There are several definitions of black holes and black hole horizons. You are correct that the event horizon is definitely a non-local phenomenon, and would not be measurable by a local observer. This fact doesn't affect the local dynamics of that observer, though, because she would still be inhabiting a locally freely falling frame, and her dynamics could be fully worked out by the geodesic deviation equation, which IS local. Just because you have global structures like black hole horizons and asymptotic infinities doesn't overrule this fact. It would be similar to saying that fluid dynamics isn't local because a surfer in san diego can't tell whether the wave he's on stretches to san fransisco.

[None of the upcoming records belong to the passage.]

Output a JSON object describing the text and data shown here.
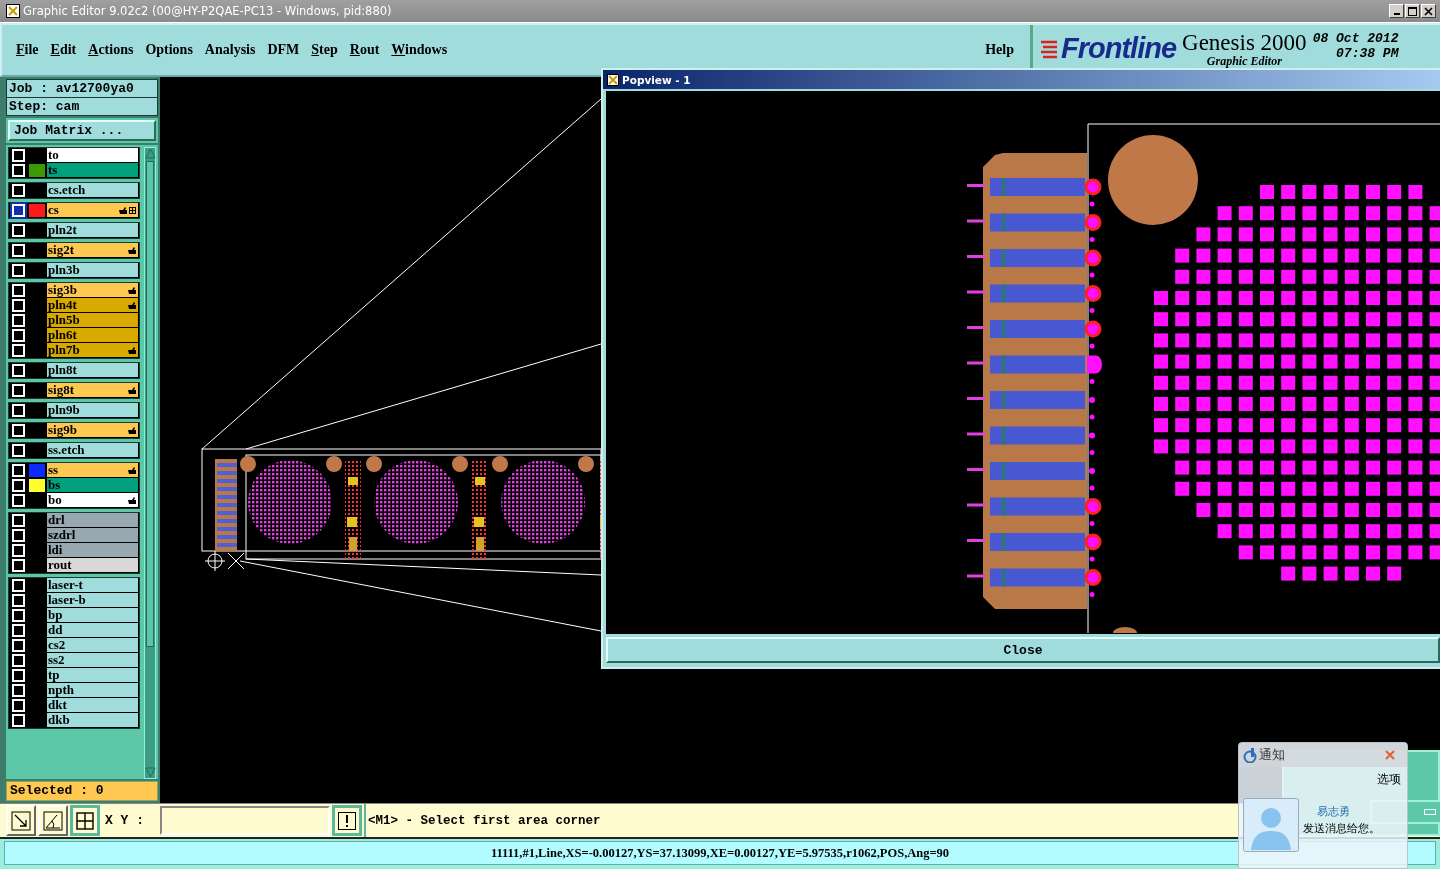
{
  "window": {
    "title": "Graphic Editor 9.02c2 (00@HY-P2QAE-PC13 - Windows, pid:880)"
  },
  "menu": [
    {
      "label": "File",
      "mnemonic": true
    },
    {
      "label": "Edit",
      "mnemonic": true
    },
    {
      "label": "Actions",
      "mnemonic": true
    },
    {
      "label": "Options",
      "mnemonic": false
    },
    {
      "label": "Analysis",
      "mnemonic": false
    },
    {
      "label": "DFM",
      "mnemonic": false
    },
    {
      "label": "Step",
      "mnemonic": true
    },
    {
      "label": "Rout",
      "mnemonic": true
    },
    {
      "label": "Windows",
      "mnemonic": true
    }
  ],
  "help_menu": "Help",
  "brand": {
    "logo": "Frontline",
    "product": "Genesis 2000",
    "subtitle": "Graphic Editor",
    "date": "08 Oct 2012",
    "time": "07:38 PM"
  },
  "job": {
    "job": "Job : av12700ya0",
    "step": "Step: cam",
    "matrix_button": "Job Matrix ..."
  },
  "layer_groups": [
    [
      {
        "name": "to",
        "color": "#ffffff",
        "work": false,
        "affected": false
      },
      {
        "name": "ts",
        "color": "#00a07c",
        "swatch": {
          "color": "#3c9a00"
        },
        "work": false,
        "affected": false
      }
    ],
    [
      {
        "name": "cs.etch",
        "color": "#a0dcdc",
        "work": false,
        "affected": false
      }
    ],
    [
      {
        "name": "cs",
        "color": "#ffc850",
        "swatch": {
          "color": "#ff1a1a"
        },
        "work": true,
        "affected": true
      }
    ],
    [
      {
        "name": "pln2t",
        "color": "#a0dcdc",
        "work": false,
        "affected": false
      }
    ],
    [
      {
        "name": "sig2t",
        "color": "#ffc850",
        "work": false,
        "affected": true
      }
    ],
    [
      {
        "name": "pln3b",
        "color": "#a0dcdc",
        "work": false,
        "affected": false
      }
    ],
    [
      {
        "name": "sig3b",
        "color": "#ffc850",
        "work": false,
        "affected": true
      },
      {
        "name": "pln4t",
        "color": "#d8aa00",
        "work": false,
        "affected": true
      },
      {
        "name": "pln5b",
        "color": "#d8aa00",
        "work": false,
        "affected": false
      },
      {
        "name": "pln6t",
        "color": "#d8aa00",
        "work": false,
        "affected": false
      },
      {
        "name": "pln7b",
        "color": "#d8aa00",
        "work": false,
        "affected": true
      }
    ],
    [
      {
        "name": "pln8t",
        "color": "#a0dcdc",
        "work": false,
        "affected": false
      }
    ],
    [
      {
        "name": "sig8t",
        "color": "#ffc850",
        "work": false,
        "affected": true
      }
    ],
    [
      {
        "name": "pln9b",
        "color": "#a0dcdc",
        "work": false,
        "affected": false
      }
    ],
    [
      {
        "name": "sig9b",
        "color": "#ffc850",
        "work": false,
        "affected": true
      }
    ],
    [
      {
        "name": "ss.etch",
        "color": "#a0dcdc",
        "work": false,
        "affected": false
      }
    ],
    [
      {
        "name": "ss",
        "color": "#ffc850",
        "swatch": {
          "color": "#0a2aff"
        },
        "work": false,
        "affected": true
      },
      {
        "name": "bs",
        "color": "#00a07c",
        "swatch": {
          "color": "#ffff30"
        },
        "work": false,
        "affected": false
      },
      {
        "name": "bo",
        "color": "#ffffff",
        "work": false,
        "affected": true
      }
    ],
    [
      {
        "name": "drl",
        "color": "#98a8b0",
        "work": false,
        "affected": false
      },
      {
        "name": "szdrl",
        "color": "#98a8b0",
        "work": false,
        "affected": false
      },
      {
        "name": "ldi",
        "color": "#98a8b0",
        "work": false,
        "affected": false
      },
      {
        "name": "rout",
        "color": "#d8d8d8",
        "work": false,
        "affected": false
      }
    ],
    [
      {
        "name": "laser-t",
        "color": "#a0dcdc",
        "work": false,
        "affected": false
      },
      {
        "name": "laser-b",
        "color": "#a0dcdc",
        "work": false,
        "affected": false
      },
      {
        "name": "bp",
        "color": "#a0dcdc",
        "work": false,
        "affected": false
      },
      {
        "name": "dd",
        "color": "#a0dcdc",
        "work": false,
        "affected": false
      },
      {
        "name": "cs2",
        "color": "#a0dcdc",
        "work": false,
        "affected": false
      },
      {
        "name": "ss2",
        "color": "#a0dcdc",
        "work": false,
        "affected": false
      },
      {
        "name": "tp",
        "color": "#a0dcdc",
        "work": false,
        "affected": false
      },
      {
        "name": "npth",
        "color": "#a0dcdc",
        "work": false,
        "affected": false
      },
      {
        "name": "dkt",
        "color": "#a0dcdc",
        "work": false,
        "affected": false
      },
      {
        "name": "dkb",
        "color": "#a0dcdc",
        "work": false,
        "affected": false
      }
    ]
  ],
  "selected_count": "Selected : 0",
  "popview": {
    "title": "Popview - 1",
    "close_button": "Close"
  },
  "toolbar": {
    "xy_label": "X Y :",
    "prompt": "<M1> - Select first area corner"
  },
  "status_bar": "11111,#1,Line,XS=-0.00127,YS=37.13099,XE=0.00127,YE=5.97535,r1062,POS,Ang=90",
  "notification": {
    "title": "通知",
    "options_link": "选项",
    "sender": "易志勇",
    "message": "发送消息给您。"
  }
}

The wave might have a global structure that big, but the only important thing (for locality) is whether you can send a signal along the wave at a speed faster than the allowed wave speed.

Answer 4

What are the most precise definitions of "locality" and "causality"?

Causality means that a physical process happening at space time event $x$ is the physical cause of another physical process happening at space-time event $y$

Relativist locality (in special relativity) says that physical quantities at space-time event $x$ cannot be the cause of other physical quantities at space-time event $y$, if the events $x$ and $y$ are separated by a space-like interval : $(\Delta s)^2(x,y)=(x-y)^2<0$ (in a metrics $g = Diag(1,-1,-1,-1)$

In Quantum Field Theory, this is expressed as : $[\Phi(x), \Phi'(y)]_{(x-y)^2<0} = 0$, where $\Phi, \Phi'$ are any physical measurable quantities (hermitian operators).

What are the most precise ways known to justify that gravity is non-local? How does one reconcile this with the fact that Einstein's equations local? (any differential equation is local by definition!)

The problem, is that, for any space-time point $x$, we may choose frames, which are (locally) inertial frames. So, locally (at $x$) - and only locally -, the effects of gravity are being cancelled, just by a change of frame. This is the consequence of the invariance by diffeomorphism of the Einstein equations. So, inevitably, there is a pseudo "non-local" appearance character of gravity. But the expression "non-local" is not a good choice, because that does not mean at all that you can send an instantaneous information, or locally violate special relativity. This just comes for the freedom to choose frames at some space-time point $x$. Note that one of the consequences is that you cannot find a total stress-energy tensor which is both covariant and conserved.